Thirty-nine oil-producing and water-injection wells are planned. Production will rise from the initial 40,000 b/d to 120,000 b/d in 18 months.

Kakap field is smaller and in shallower water than Kikeh, but wells in both fields have oil columns more than 1,000 ft thick and test-flowed in excess of 10,000 b/d/well.

Kakap, being unitized with Shell Malaysia’s 2004 Gumusut discovery on adjacent Block J, probably won’t begin producing oil until 2011. Development cost is two or three times that of Kikeh.

One of Murphy’s challenges is learning to make thin-bed oil pays commercial in deep water.

Wood noted that 14 of the 18 wells drilled in the Sabah Trough found hydrocarbons, but some are in high-quality sands just a few feet thick, mostly below seismic resolution.

Murphy’s Jangas, Kerisi, Senangin, and Siakap finds could have a combined 1 billion bbl of oil in place. A recovery factor can’t be calculated because the sands’ areal extent and vertical connectivity aren’t certain, Wood said.

One plan is to tie Kerisi back to Kikeh and produce it to check performance.

Sabah exploration

Elsewhere, Murphy has identified several 20-40 km-long structures, but it hasn’t yet determined whether finding a small amount of hydrocarbons at a single well condemns an entire structure.

From Kikeh, Murphy found that sands, not shales, contain the organic material in the Sabah Trough.

Like Kikeh, most of the play types are toe-thrust structures. Another operator has a discovery at one of only two wells drilled to test strat traps. Of three wells drilled for intraslope structural traps, one was a success. Subthrust success is one for three.

Murphy found hydrocarbons at Kikeh 7 Deep, not part of the field development and the only well in a large area to penetrate this deep section.

A carbonate interval that works in rift plays off China and the Philippines has not been tested off Borneo, and a shallower Pliocene play is also untried, Wood said.

Meanwhile, new 3D seismic data reveal prospects in 1,200-1,500 ft of water in deepwater Block H.

Sarawak oil and gas

Murphy has had 85% success in finding movable hydrocarbons with its wells off Sarawak, Wood said.

Output averaged 13,500 b/d net to Murphy’s 85% interest in 2005 from West Patricia and Congkak fields 25 miles offshore on Block SK 309. West Patricia is expected to recover 50-60 million bbl of oil.

Discoveries in 2005 at Endau and Rompin, containing oil in multiple reservoirs, are being examined for stand-alone development.

Meanwhile, Belum, Golok, Maharani, and Serampang found gas in multiple reservoirs in 2005. Another string of gas discoveries in 2006 on SK 309 and 311 included Pemanis, Serendah, Patricia, Wangsa, Tiram, and Sapih.

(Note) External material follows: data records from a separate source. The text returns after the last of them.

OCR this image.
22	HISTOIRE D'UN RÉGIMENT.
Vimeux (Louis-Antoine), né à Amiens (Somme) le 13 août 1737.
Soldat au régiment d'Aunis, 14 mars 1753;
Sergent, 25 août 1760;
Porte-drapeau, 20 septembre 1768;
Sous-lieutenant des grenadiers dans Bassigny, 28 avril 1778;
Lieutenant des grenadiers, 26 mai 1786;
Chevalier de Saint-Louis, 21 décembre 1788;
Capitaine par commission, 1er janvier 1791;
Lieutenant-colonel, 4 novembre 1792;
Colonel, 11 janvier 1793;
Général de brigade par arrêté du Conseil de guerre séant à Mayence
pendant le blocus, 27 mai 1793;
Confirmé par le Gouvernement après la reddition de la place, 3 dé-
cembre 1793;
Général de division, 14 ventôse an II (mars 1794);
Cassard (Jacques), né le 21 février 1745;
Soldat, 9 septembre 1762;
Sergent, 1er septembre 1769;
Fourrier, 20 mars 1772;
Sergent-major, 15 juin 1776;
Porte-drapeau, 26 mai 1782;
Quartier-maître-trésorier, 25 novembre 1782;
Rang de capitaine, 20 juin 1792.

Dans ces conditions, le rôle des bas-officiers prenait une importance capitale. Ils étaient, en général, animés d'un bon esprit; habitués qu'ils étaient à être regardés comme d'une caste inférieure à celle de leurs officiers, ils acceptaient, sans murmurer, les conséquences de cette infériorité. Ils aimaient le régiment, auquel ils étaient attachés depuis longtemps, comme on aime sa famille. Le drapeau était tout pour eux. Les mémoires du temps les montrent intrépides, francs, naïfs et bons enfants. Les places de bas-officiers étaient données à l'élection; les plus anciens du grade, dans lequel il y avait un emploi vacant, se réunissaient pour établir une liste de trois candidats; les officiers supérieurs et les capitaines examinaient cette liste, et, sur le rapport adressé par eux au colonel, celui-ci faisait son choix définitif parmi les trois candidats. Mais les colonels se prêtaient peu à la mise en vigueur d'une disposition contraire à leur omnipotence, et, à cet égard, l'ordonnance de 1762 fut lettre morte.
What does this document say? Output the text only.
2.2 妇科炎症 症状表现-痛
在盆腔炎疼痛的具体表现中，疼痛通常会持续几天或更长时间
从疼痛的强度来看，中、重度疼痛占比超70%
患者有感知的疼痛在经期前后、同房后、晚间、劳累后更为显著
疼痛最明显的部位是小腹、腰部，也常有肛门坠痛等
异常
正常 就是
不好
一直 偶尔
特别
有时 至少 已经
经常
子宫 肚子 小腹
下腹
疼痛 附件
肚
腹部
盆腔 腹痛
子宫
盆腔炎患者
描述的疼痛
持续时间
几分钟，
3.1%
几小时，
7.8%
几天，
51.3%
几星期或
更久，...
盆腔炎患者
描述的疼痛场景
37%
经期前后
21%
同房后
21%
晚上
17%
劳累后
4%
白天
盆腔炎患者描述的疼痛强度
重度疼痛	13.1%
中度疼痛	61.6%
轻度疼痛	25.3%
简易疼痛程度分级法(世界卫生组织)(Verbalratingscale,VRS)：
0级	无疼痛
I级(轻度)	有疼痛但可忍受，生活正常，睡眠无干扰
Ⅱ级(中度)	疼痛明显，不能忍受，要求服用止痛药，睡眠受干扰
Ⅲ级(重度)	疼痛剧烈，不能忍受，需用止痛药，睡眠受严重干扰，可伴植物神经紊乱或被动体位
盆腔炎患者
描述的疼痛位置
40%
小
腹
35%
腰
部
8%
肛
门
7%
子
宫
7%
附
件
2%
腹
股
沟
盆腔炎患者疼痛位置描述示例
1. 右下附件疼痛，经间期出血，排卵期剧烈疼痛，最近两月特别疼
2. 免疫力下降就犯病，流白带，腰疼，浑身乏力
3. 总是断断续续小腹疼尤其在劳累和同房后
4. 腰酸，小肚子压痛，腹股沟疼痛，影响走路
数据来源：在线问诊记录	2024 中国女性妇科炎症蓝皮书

Murphy plans to pipe this gas to the 23 million tonne/year Bintulu LNG facility starting in late 2008.

Golok field alone contains enough producible gas to supply the first tranche of a project agreed with Malaysia’s Petronas. Golok will feed up to 300 MMcfd for 12-24 months into a pipeline to Bintulu, with other fields coming on to maintain this flow for up to 15 years.

Murphy, with undeveloped gas finds at Kenarong, Pertang, and Pergau, has been less successful off Peninsular Malaysia but still has a large area of 3D seismic coverage that it hasn’t drilled.